Néanmoins, une fois nommé une dizaine de domaines à découvrir impérativement, je ne peux que regretter le manque de dynamisme global de cette appellation, comparativement à sa rivale de Montlouis (NB : avant 1953, et la création de l'AOC Montlouis sur Loire, ces vins étaient vendus sous l'AOC Vouvray). Alors que l'AOC Vouvray compte plus de 2 000 hectares (contre environ 400 ha de l'autre côté du fleuve), force est de constater un certain immobilisme rive nord, comparativement à la montée qualitative des vins de Montlouis depuis 20 ans (alors que les terroirs y sont souvent moins bons...).

Ceci étant dit, ce billet n'a pas vocation à faire le procès de cette appellation chère à mon coeur et à celui de Balzac - bien que sous-exploitée (ou sur-exploitée par certains...) - mais plutôt de vous parler d'un domaine vouvrillon dont on n'entend jamais parler sur Internet, et que l'on ne retrouve que rarement chez son caviste préféré.
 

Et pourtant, le Domaine Vigneau-Chevreau, puisque c'est de lui dont il s'agit, propose, du point de vue de l'auteur de ces lignes, les meilleurs rapports qualité-prix à Vouvray, en particulier pour les vins effervescents !

Créé en 1875, ce domaine situé à Chançay, au coeur de l'appellation, est passé de 5 à 28 hectares, cultivés intégralement en biodynamie depuis 1995.

Répartis sur plusieurs communes, les vignes sont situées sur les sols typiques de l'appellation vouvrillonne : les "aubuis" (argilo-calcaires qui reposent directement sur le tuffeau, favorables à la production de vins 1/2 secs et moelleux) et les "perruches" (argilo-siliceux qui comportent des silex en surface, qui donnent généralement beaucoup de minéralité au vin).

Le domaine cultive notamment depuis 1995 le Clos de Rougemont, terroir historique de l'Abbaye de Marmoutier au nord-est de Tours, fondé par Saint-Martin en 372. Car le saint homme ne fût pas que missionnaire de la foi mais aussi vigneron ! Selon la légende, c'est à ce dernier que l'on attribue l'acclimatation du raisin sauvage de la forêt tourangelle, ainsi que la greffe du chenin noir (pineau d'aunis) à partir du chenin sauvage, qui aboutit au chenin blanc (appelé également pineau de la Loire).
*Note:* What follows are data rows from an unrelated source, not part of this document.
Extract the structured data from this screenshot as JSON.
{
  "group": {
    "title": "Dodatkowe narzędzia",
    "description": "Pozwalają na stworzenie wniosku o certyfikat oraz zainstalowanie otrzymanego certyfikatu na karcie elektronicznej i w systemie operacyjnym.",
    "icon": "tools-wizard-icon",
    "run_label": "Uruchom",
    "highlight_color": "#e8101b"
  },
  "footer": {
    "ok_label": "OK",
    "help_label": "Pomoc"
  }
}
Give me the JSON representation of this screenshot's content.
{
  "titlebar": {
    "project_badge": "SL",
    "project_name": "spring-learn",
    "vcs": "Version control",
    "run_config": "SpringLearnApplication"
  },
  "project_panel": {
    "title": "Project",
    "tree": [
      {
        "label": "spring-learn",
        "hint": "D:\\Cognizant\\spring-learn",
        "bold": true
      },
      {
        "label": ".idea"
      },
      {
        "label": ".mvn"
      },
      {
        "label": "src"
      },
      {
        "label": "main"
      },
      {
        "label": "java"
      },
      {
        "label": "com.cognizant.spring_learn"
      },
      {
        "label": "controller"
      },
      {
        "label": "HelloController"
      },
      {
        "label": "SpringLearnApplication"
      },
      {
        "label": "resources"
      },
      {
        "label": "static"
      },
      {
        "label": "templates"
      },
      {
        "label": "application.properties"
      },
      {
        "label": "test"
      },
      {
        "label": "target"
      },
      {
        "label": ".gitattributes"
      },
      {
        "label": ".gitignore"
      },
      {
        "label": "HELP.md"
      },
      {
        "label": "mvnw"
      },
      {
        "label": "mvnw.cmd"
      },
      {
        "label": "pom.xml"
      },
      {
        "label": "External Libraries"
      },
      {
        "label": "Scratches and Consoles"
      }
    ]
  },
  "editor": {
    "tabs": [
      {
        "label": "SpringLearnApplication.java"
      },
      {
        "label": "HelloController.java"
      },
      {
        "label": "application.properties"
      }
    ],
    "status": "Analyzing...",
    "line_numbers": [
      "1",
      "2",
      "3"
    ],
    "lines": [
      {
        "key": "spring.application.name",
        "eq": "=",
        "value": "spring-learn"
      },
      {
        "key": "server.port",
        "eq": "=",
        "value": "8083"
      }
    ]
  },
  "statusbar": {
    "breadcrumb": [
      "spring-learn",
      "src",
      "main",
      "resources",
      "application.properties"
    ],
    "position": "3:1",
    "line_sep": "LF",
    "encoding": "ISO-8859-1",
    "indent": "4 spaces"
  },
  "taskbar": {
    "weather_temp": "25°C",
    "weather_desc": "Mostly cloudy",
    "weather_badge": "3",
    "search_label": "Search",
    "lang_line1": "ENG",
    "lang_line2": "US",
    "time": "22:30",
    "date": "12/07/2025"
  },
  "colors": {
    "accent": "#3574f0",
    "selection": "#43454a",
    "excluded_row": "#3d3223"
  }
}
C'est donc au Clos Rougemont que le saint tourangeau fît planter de la vigne pour servir de médecines aux malades et aux vieillards.
 

Au début du deuxième millénaire, Marmoutier était devenu une des plus grandes abbayes d'Europe occidentale. Nombreux furent les chrétiens de renom (papes et rois) à venir visiter l'abbaye et sa vénérable vigne plantée par Saint-Martin et entourée d'un vignoble florissant sur les coteaux de la Loire aux vallées vouvrillonnes. La révolution française porta un coup fatal à l'Abbaye qui se délabrait déjà durant le siècle des lumières. L'attaque du phylloxéra à la fin du XiXème scella l'histoire de la vigne de Saint-Martin qui tomba dans l'oubli et fût abandonné pendant 2 siècles. Jusqu'à ce que le Comité Interprofessionnel des Vins de Touraine et la Ville de Tours (propriétaire du site) lancèrent un appel à candidature pour refaire vivre ce terroir historique. C'est ainsi que le Domaine Vigneau-Chevreau obtint la concession par bail amphythéotique de 50 ans du Clos Rougemont, avec la ferme intention d'y produire des vins "tranquilles" d'exception. Pour ce faire, ils plantèrent 1 600 francs de pied (ceps non greffés sur des porte-greffes américains) et 10 000 pieds greffés provenant d'une sélection massale dans leurs meilleurs vignes.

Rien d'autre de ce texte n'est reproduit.